The European Court of Human Rights (ECtHR) on Tuesday ruled against Turkey in the case of a girl who was forced into prostitution from the age of 12, saying she was not given sufficient legal protection and support, Agence France-Presse reported.
The ECtHR said the girl, identified only as N.C. and born in January 1990, had in July 2002 been forced by two women into prostitution.
In January 2003 she lodged a criminal complaint against the pair as well as the men with whom she had had sexual relations.
Twenty-eight people were put on trial, but after 35 hearings the process ended with three defendants acquitted for lack of evidence and lenient sentences handed down to the others, the court said.
In its ruling, the court found that the legal process amounted to “a serious case of secondary victimisation of the applicant.”
It referred to “the lack of support,” the “failure to protect” her against the defendants, “unnecessary reconstruction of the rape incidents” and repeated medical examinations as well as “the excessive length of the proceedings.”
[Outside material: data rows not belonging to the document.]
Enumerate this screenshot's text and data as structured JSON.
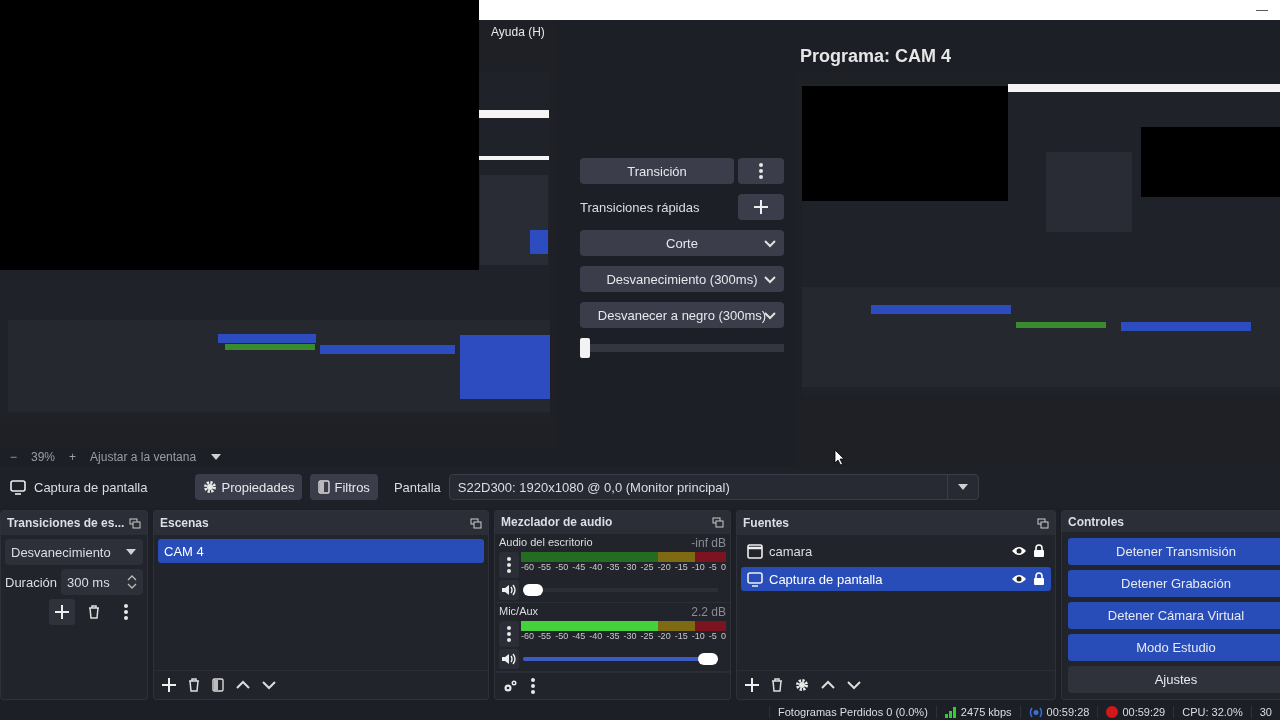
{
  "title_bar": {
    "minimize": "—"
  },
  "menu": [
    {
      "label": "Ayuda (H)"
    }
  ],
  "preview": {
    "kind": "picture",
    "zoom_out": "−",
    "zoom": "39%",
    "zoom_in": "+",
    "scale_mode": "Ajustar a la ventana"
  },
  "transition_panel": {
    "transition_button": "Transición",
    "quick_label": "Transiciones rápidas",
    "quick_transitions": [
      "Corte",
      "Desvanecimiento (300ms)",
      "Desvanecer a negro (300ms)"
    ],
    "tbar": {
      "level": 0
    }
  },
  "program": {
    "title": "Programa: CAM 4",
    "kind": "picture"
  },
  "source_toolbar": {
    "source_name": "Captura de pantalla",
    "properties": "Propiedades",
    "filters": "Filtros",
    "display_label": "Pantalla",
    "display_value": "S22D300: 1920x1080 @ 0,0 (Monitor principal)"
  },
  "transitions_dock": {
    "title": "Transiciones de es...",
    "transition": "Desvanecimiento",
    "duration_label": "Duración",
    "duration": "300 ms"
  },
  "scenes_dock": {
    "title": "Escenas",
    "items": [
      {
        "label": "CAM 4",
        "selected": true
      }
    ]
  },
  "mixer_dock": {
    "title": "Mezclador de audio",
    "channels": [
      {
        "name": "Audio del escritorio",
        "reading": "-inf dB",
        "meter": {
          "level": 0
        },
        "volume": {
          "level": 0
        },
        "scale": [
          "-60",
          "-55",
          "-50",
          "-45",
          "-40",
          "-35",
          "-30",
          "-25",
          "-20",
          "-15",
          "-10",
          "-5",
          "0"
        ]
      },
      {
        "name": "Mic/Aux",
        "reading": "2.2 dB",
        "meter": {
          "level": 0.67
        },
        "volume": {
          "level": 1
        },
        "scale": [
          "-60",
          "-55",
          "-50",
          "-45",
          "-40",
          "-35",
          "-30",
          "-25",
          "-20",
          "-15",
          "-10",
          "-5",
          "0"
        ]
      }
    ]
  },
  "sources_dock": {
    "title": "Fuentes",
    "items": [
      {
        "kind": "window",
        "label": "camara",
        "selected": false,
        "visible": true,
        "locked": true
      },
      {
        "kind": "display",
        "label": "Captura de pantalla",
        "selected": true,
        "visible": true,
        "locked": true
      }
    ]
  },
  "controls_dock": {
    "title": "Controles",
    "buttons": [
      {
        "label": "Detener Transmisión",
        "active": true
      },
      {
        "label": "Detener Grabación",
        "active": true
      },
      {
        "label": "Detener Cámara Virtual",
        "active": true
      },
      {
        "label": "Modo Estudio",
        "active": true
      },
      {
        "label": "Ajustes",
        "active": false
      }
    ]
  },
  "status_bar": {
    "dropped_frames": "Fotogramas Perdidos 0 (0.0%)",
    "bitrate": "2475 kbps",
    "stream_time": "00:59:28",
    "record_time": "00:59:29",
    "cpu": "CPU: 32.0%",
    "fps": "30"
  }
}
“The national authorities’ conduct had been inconsistent with the obligation to protect a child who had been the victim of sexual exploitation and abuse,” it concluded.
The court said this amounted to a violation of articles in the European Convention on Human Rights on inhuman or degrading treatment and the right to respect for private and family life.
Turkey has been a member since 1950 of the Council of Europe, of which the ECtHR is part.
The court has seen a recent increase in cases relating to Turkey, finding against Ankara in numerous instances, notably in the cases of philanthropist Osman Kavala and politician Selahattin Demirtaş.
Despite its rulings, they remain jailed.
Rights groups have also urged Turkey to do more to sharpen legislation to ensure much harsher penalties for those who commit sexual abuse against minors.